Luego de recordar a las víctimas, le toca el turno a los victimarios. La testigo señala entre los que comandaban las requisas y golpizas al entonces teniente Gustavo Alsina –apodado “Remolino” por las presas-, quien tenia una imagen “casi payasesca” cuando las hacía “gritar cosas ridículas”, como: “Soy un dulce de batata y voy a morir masticado”. El otro teniente era Enrique Mones Ruiz -el “Avispón Verde”-, cuyas órdenes “eran más claras” y “no gritaba”. “El comandaba el grupo que me trasladó en un momento adelante a la Alcaldía -asegura Sánchez-. Estaban presentes el doctor (Luis) Rueda, escribiente, y el doctor (Ricardo) Haro, que hacía las veces de defensor oficial. Mones Ruiz se quedó adentro mientras yo declaraba”.
Pero la actitud del defensor oficial, que “admitía esa situación”, sería brutalmente superada por quien asumió ese rol al ser Haro promovido a camarista. María Teresa había sido encerrada en una celda de castigo, por resistirse a una requisa vejatoria, y se lo comunicó a Luis Molina, su nuevo defensor.
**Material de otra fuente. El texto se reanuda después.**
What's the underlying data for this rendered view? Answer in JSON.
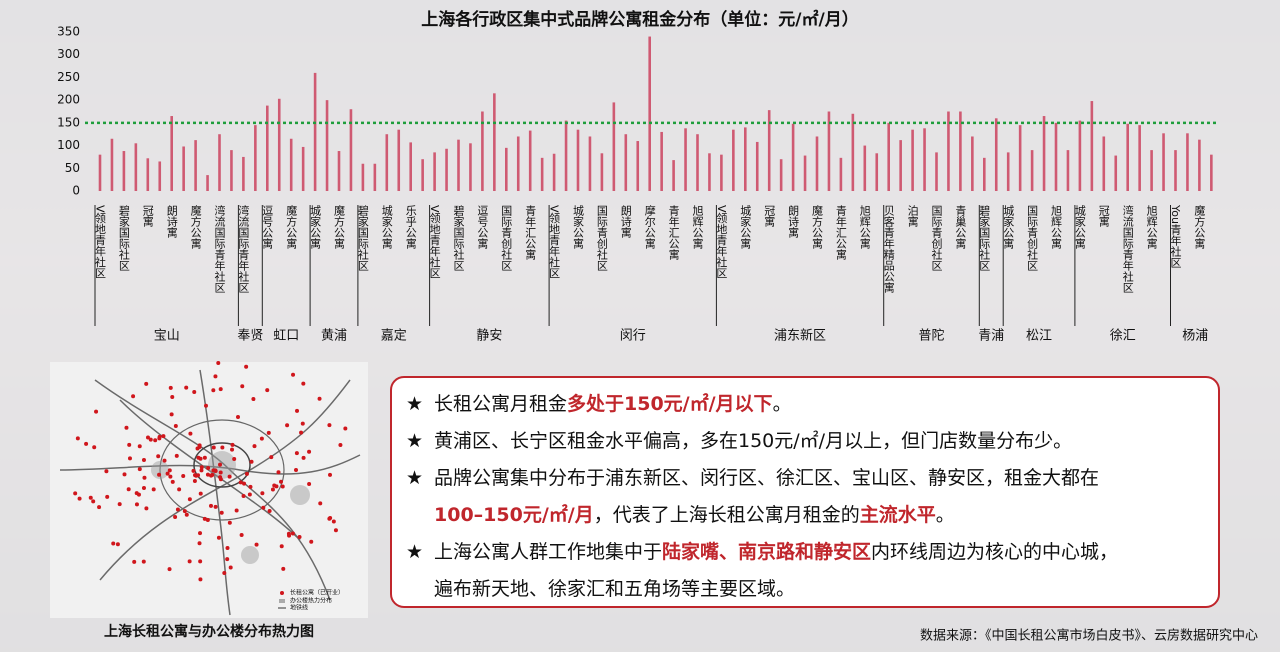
{
  "chart_data": {
    "type": "bar",
    "title": "上海各行政区集中式品牌公寓租金分布（单位：元/㎡/月）",
    "values": [
      80,
      115,
      88,
      105,
      72,
      65,
      165,
      98,
      112,
      35,
      125,
      90,
      75,
      145,
      188,
      203,
      115,
      97,
      260,
      200,
      88,
      180,
      60,
      60,
      125,
      135,
      107,
      70,
      85,
      93,
      113,
      105,
      175,
      215,
      95,
      120,
      133,
      73,
      82,
      155,
      135,
      120,
      83,
      195,
      125,
      110,
      340,
      130,
      68,
      138,
      125,
      83,
      80,
      135,
      140,
      108,
      178,
      70,
      148,
      78,
      120,
      175,
      73,
      170,
      100,
      83,
      150,
      112,
      135,
      138,
      85,
      175,
      175,
      120,
      73,
      160,
      85,
      145,
      90,
      165,
      150,
      90,
      155,
      198,
      120,
      78,
      148,
      145,
      90,
      127,
      90,
      127,
      113,
      80
    ],
    "color": "#cf5a72",
    "groups": [
      {
        "name": "宝山",
        "categories": [
          "V领地青年社区",
          "碧家国际社区",
          "冠寓",
          "朗诗寓",
          "魔方公寓",
          "湾流国际青年社区"
        ]
      },
      {
        "name": "奉贤",
        "categories": [
          "湾流国际青年社区"
        ]
      },
      {
        "name": "虹口",
        "categories": [
          "逗号公寓",
          "魔方公寓"
        ]
      },
      {
        "name": "黄浦",
        "categories": [
          "城家公寓",
          "魔方公寓"
        ]
      },
      {
        "name": "嘉定",
        "categories": [
          "碧家国际社区",
          "城家公寓",
          "乐乎公寓"
        ]
      },
      {
        "name": "静安",
        "categories": [
          "V领地青年社区",
          "碧家国际社区",
          "逗号公寓",
          "国际青创社区",
          "青年汇公寓"
        ]
      },
      {
        "name": "闵行",
        "categories": [
          "V领地青年社区",
          "城家公寓",
          "国际青创社区",
          "朗诗寓",
          "摩尔公寓",
          "青年汇公寓",
          "旭辉公寓"
        ]
      },
      {
        "name": "浦东新区",
        "categories": [
          "V领地青年社区",
          "城家公寓",
          "冠寓",
          "朗诗寓",
          "魔方公寓",
          "青年汇公寓",
          "旭辉公寓"
        ]
      },
      {
        "name": "普陀",
        "categories": [
          "贝客青年精品公寓",
          "泊寓",
          "国际青创社区",
          "青巢公寓"
        ]
      },
      {
        "name": "青浦",
        "categories": [
          "碧家国际社区"
        ]
      },
      {
        "name": "松江",
        "categories": [
          "城家公寓",
          "国际青创社区",
          "旭辉公寓"
        ]
      },
      {
        "name": "徐汇",
        "categories": [
          "城家公寓",
          "冠寓",
          "湾流国际青年社区",
          "旭辉公寓"
        ]
      },
      {
        "name": "杨浦",
        "categories": [
          "You青年社区",
          "魔方公寓"
        ]
      }
    ],
    "ylim": [
      0,
      350
    ],
    "yticks": [
      0,
      50,
      100,
      150,
      200,
      250,
      300,
      350
    ],
    "reference_line": {
      "value": 150,
      "color": "#1f9e3c"
    }
  },
  "map": {
    "caption": "上海长租公寓与办公楼分布热力图",
    "legend": [
      "长租公寓（已开业）",
      "办公楼热力分布",
      "地铁线"
    ]
  },
  "notes": [
    [
      {
        "text": "长租公寓月租金",
        "highlight": false
      },
      {
        "text": "多处于150元/㎡/月以下",
        "highlight": true
      },
      {
        "text": "。",
        "highlight": false
      }
    ],
    [
      {
        "text": "黄浦区、长宁区租金水平偏高，多在150元/㎡/月以上，但门店数量分布少。",
        "highlight": false
      }
    ],
    [
      {
        "text": "品牌公寓集中分布于浦东新区、闵行区、徐汇区、宝山区、静安区，租金大都在",
        "highlight": false
      },
      {
        "text": "100–150元/㎡/月",
        "highlight": true
      },
      {
        "text": "，代表了上海长租公寓月租金的",
        "highlight": false
      },
      {
        "text": "主流水平",
        "highlight": true
      },
      {
        "text": "。",
        "highlight": false
      }
    ],
    [
      {
        "text": "上海公寓人群工作地集中于",
        "highlight": false
      },
      {
        "text": "陆家嘴、南京路和静安区",
        "highlight": true
      },
      {
        "text": "内环线周边为核心的中心城，",
        "highlight": false
      },
      {
        "text": "遍布新天地、徐家汇和五角场等主要区域。",
        "highlight": false
      }
    ]
  ],
  "bullet": "★",
  "source": "数据来源：《中国长租公寓市场白皮书》、云房数据研究中心"
}
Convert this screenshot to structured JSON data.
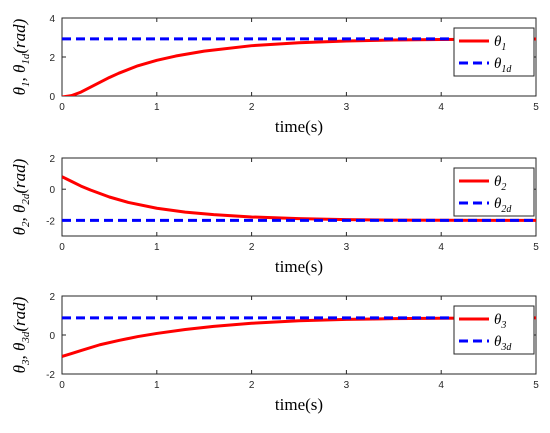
{
  "chart_data": [
    {
      "type": "line",
      "xlabel": "time(s)",
      "ylabel": "θ1, θ1d(rad)",
      "xlim": [
        0,
        5
      ],
      "ylim": [
        0,
        4
      ],
      "xticks": [
        "0",
        "1",
        "2",
        "3",
        "4",
        "5"
      ],
      "yticks": [
        "0",
        "2",
        "4"
      ],
      "grid": false,
      "legend_position": "top-right",
      "series": [
        {
          "name": "θ1",
          "color": "#ff0000",
          "style": "solid",
          "x": [
            0,
            0.1,
            0.2,
            0.3,
            0.4,
            0.5,
            0.6,
            0.8,
            1.0,
            1.2,
            1.5,
            2.0,
            2.5,
            3.0,
            3.5,
            4.0,
            4.5,
            5.0
          ],
          "y": [
            -0.05,
            0.02,
            0.2,
            0.45,
            0.7,
            0.95,
            1.17,
            1.55,
            1.83,
            2.05,
            2.3,
            2.58,
            2.73,
            2.82,
            2.87,
            2.9,
            2.91,
            2.92
          ]
        },
        {
          "name": "θ1d",
          "color": "#0000ff",
          "style": "dashed",
          "x": [
            0,
            5
          ],
          "y": [
            2.93,
            2.93
          ]
        }
      ]
    },
    {
      "type": "line",
      "xlabel": "time(s)",
      "ylabel": "θ2, θ2d(rad)",
      "xlim": [
        0,
        5
      ],
      "ylim": [
        -3,
        2
      ],
      "xticks": [
        "0",
        "1",
        "2",
        "3",
        "4",
        "5"
      ],
      "yticks": [
        "-2",
        "0",
        "2"
      ],
      "grid": false,
      "legend_position": "top-right",
      "series": [
        {
          "name": "θ2",
          "color": "#ff0000",
          "style": "solid",
          "x": [
            0,
            0.1,
            0.2,
            0.3,
            0.5,
            0.7,
            1.0,
            1.3,
            1.6,
            2.0,
            2.5,
            3.0,
            3.5,
            4.0,
            4.5,
            5.0
          ],
          "y": [
            0.8,
            0.5,
            0.2,
            -0.05,
            -0.5,
            -0.85,
            -1.22,
            -1.47,
            -1.63,
            -1.78,
            -1.89,
            -1.95,
            -1.98,
            -1.99,
            -2.0,
            -2.0
          ]
        },
        {
          "name": "θ2d",
          "color": "#0000ff",
          "style": "dashed",
          "x": [
            0,
            5
          ],
          "y": [
            -2.0,
            -2.0
          ]
        }
      ]
    },
    {
      "type": "line",
      "xlabel": "time(s)",
      "ylabel": "θ3, θ3d(rad)",
      "xlim": [
        0,
        5
      ],
      "ylim": [
        -2,
        2
      ],
      "xticks": [
        "0",
        "1",
        "2",
        "3",
        "4",
        "5"
      ],
      "yticks": [
        "-2",
        "0",
        "2"
      ],
      "grid": false,
      "legend_position": "top-right",
      "series": [
        {
          "name": "θ3",
          "color": "#ff0000",
          "style": "solid",
          "x": [
            0,
            0.1,
            0.2,
            0.4,
            0.6,
            0.8,
            1.0,
            1.3,
            1.6,
            2.0,
            2.5,
            3.0,
            3.5,
            4.0,
            4.5,
            5.0
          ],
          "y": [
            -1.1,
            -0.95,
            -0.8,
            -0.5,
            -0.28,
            -0.08,
            0.08,
            0.28,
            0.44,
            0.6,
            0.73,
            0.8,
            0.84,
            0.86,
            0.87,
            0.88
          ]
        },
        {
          "name": "θ3d",
          "color": "#0000ff",
          "style": "dashed",
          "x": [
            0,
            5
          ],
          "y": [
            0.88,
            0.88
          ]
        }
      ]
    }
  ]
}
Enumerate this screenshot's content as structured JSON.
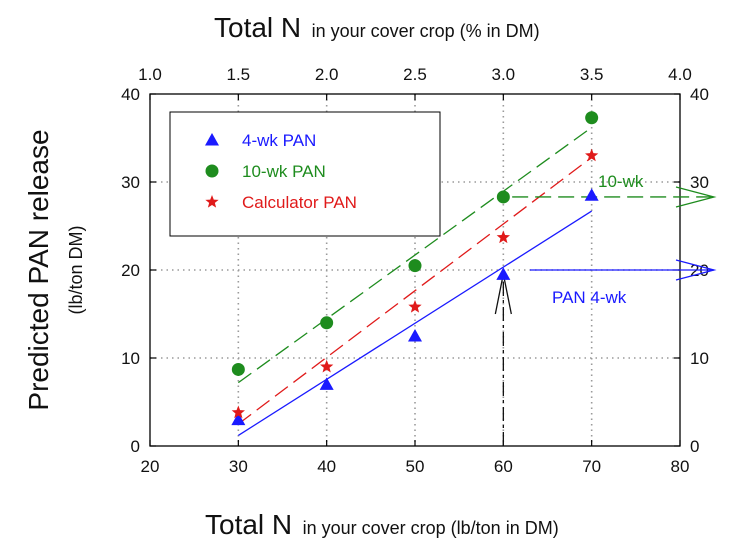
{
  "chart_data": {
    "type": "scatter",
    "x_bottom": {
      "label_main": "Total N",
      "label_sub": "in your cover crop (lb/ton in DM)",
      "range": [
        20,
        80
      ],
      "ticks": [
        "20",
        "30",
        "40",
        "50",
        "60",
        "70",
        "80"
      ]
    },
    "x_top": {
      "label_main": "Total N",
      "label_sub": "in your cover crop (% in DM)",
      "range": [
        1.0,
        4.0
      ],
      "ticks": [
        "1.0",
        "1.5",
        "2.0",
        "2.5",
        "3.0",
        "3.5",
        "4.0"
      ]
    },
    "y": {
      "label_main": "Predicted PAN release",
      "label_sub": "(lb/ton DM)",
      "range": [
        0,
        40
      ],
      "ticks": [
        "0",
        "10",
        "20",
        "30",
        "40"
      ]
    },
    "grid": true,
    "legend_position": "top-left",
    "series": [
      {
        "name": "4-wk PAN",
        "color": "#1a1aff",
        "marker": "triangle",
        "x": [
          30,
          40,
          50,
          60,
          70
        ],
        "y": [
          3,
          7,
          12.5,
          19.5,
          28.5
        ],
        "fit": {
          "x": [
            30,
            70
          ],
          "y": [
            1.2,
            26.7
          ],
          "style": "solid"
        }
      },
      {
        "name": "10-wk PAN",
        "color": "#1e8c1e",
        "marker": "circle",
        "x": [
          30,
          40,
          50,
          60,
          70
        ],
        "y": [
          8.7,
          14,
          20.5,
          28.3,
          37.3
        ],
        "fit": {
          "x": [
            30,
            70
          ],
          "y": [
            7.2,
            36.2
          ],
          "style": "dashed"
        }
      },
      {
        "name": "Calculator PAN",
        "color": "#e01a1a",
        "marker": "star",
        "x": [
          30,
          40,
          50,
          60,
          70
        ],
        "y": [
          3.8,
          9,
          15.8,
          23.7,
          33
        ],
        "fit": {
          "x": [
            30,
            70
          ],
          "y": [
            2.5,
            32.8
          ],
          "style": "dashed"
        }
      }
    ],
    "annotations": [
      {
        "text": "10-wk",
        "color": "#1e8c1e",
        "from_x": 61,
        "to_x": 80,
        "y": 28.3
      },
      {
        "text": "PAN 4-wk",
        "color": "#1a1aff",
        "from_x": 63,
        "to_x": 80,
        "y": 20
      },
      {
        "text": "",
        "color": "#111111",
        "x": 60,
        "from_y": 0,
        "to_y": 20
      }
    ]
  }
}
El funcionario judicial le respondió: “Vos no querés hablar y además no te querés sacar la bombachita… Así no vas a salir nunca”.
A pesar del vaticinio de su respetuoso defensor, Marité Sánchez recuperó la libertad y la esperanza de vivir en un país más justo. Trasladada a la cárcel porteña de Devoto en septiembre de 1977, pudo cumplir el resto de los cuatro años de condena en un contexto menos opresivo. Una vez recuperada la democracia, concluyó sus estudios de derecho y continuó su camino de militancia, como abogada de la filial cordobesa de las Abuelas de Plaza de Mayo. Su trabajo le granjeó numerosas amenazas, presiones y agresiones, pero también satisfacciones.
Qué pesó más en la balanza, puede deducirse de la respuesta que le dio a una pregunta del fiscal Carlos Gonella:
-Usted dijo que es abogada de las Abuelas de Plaza de Mayo desde 1989. ¿Por qué motivo?
-Porque siempre he pensado que a mí me podría haber pasado lo mismo (que su hija fuera apropiada por los represores). Me parecía imposible aceptar que mi hija pudiera haber ido a parar con quienes tanto daño me habían hecho. Admiro a las Abuelas y en esa época en que me fueron a buscar nadie quería ser abogado de los organismos. Sonia Torres y Otilia Argañaraz fueron una reunión con abogados, a pedir si alguien quería ayudarlas. Con Elvio Zanotti decidimos ser abogados de las Abuelas, lo que para mí es un gran honor. He aprendido de ellas la virtud de la paciencia y la lucha. En la búsqueda de estos niños, se los puede localizar y he comprobado por mí misma que para ellos es liberador.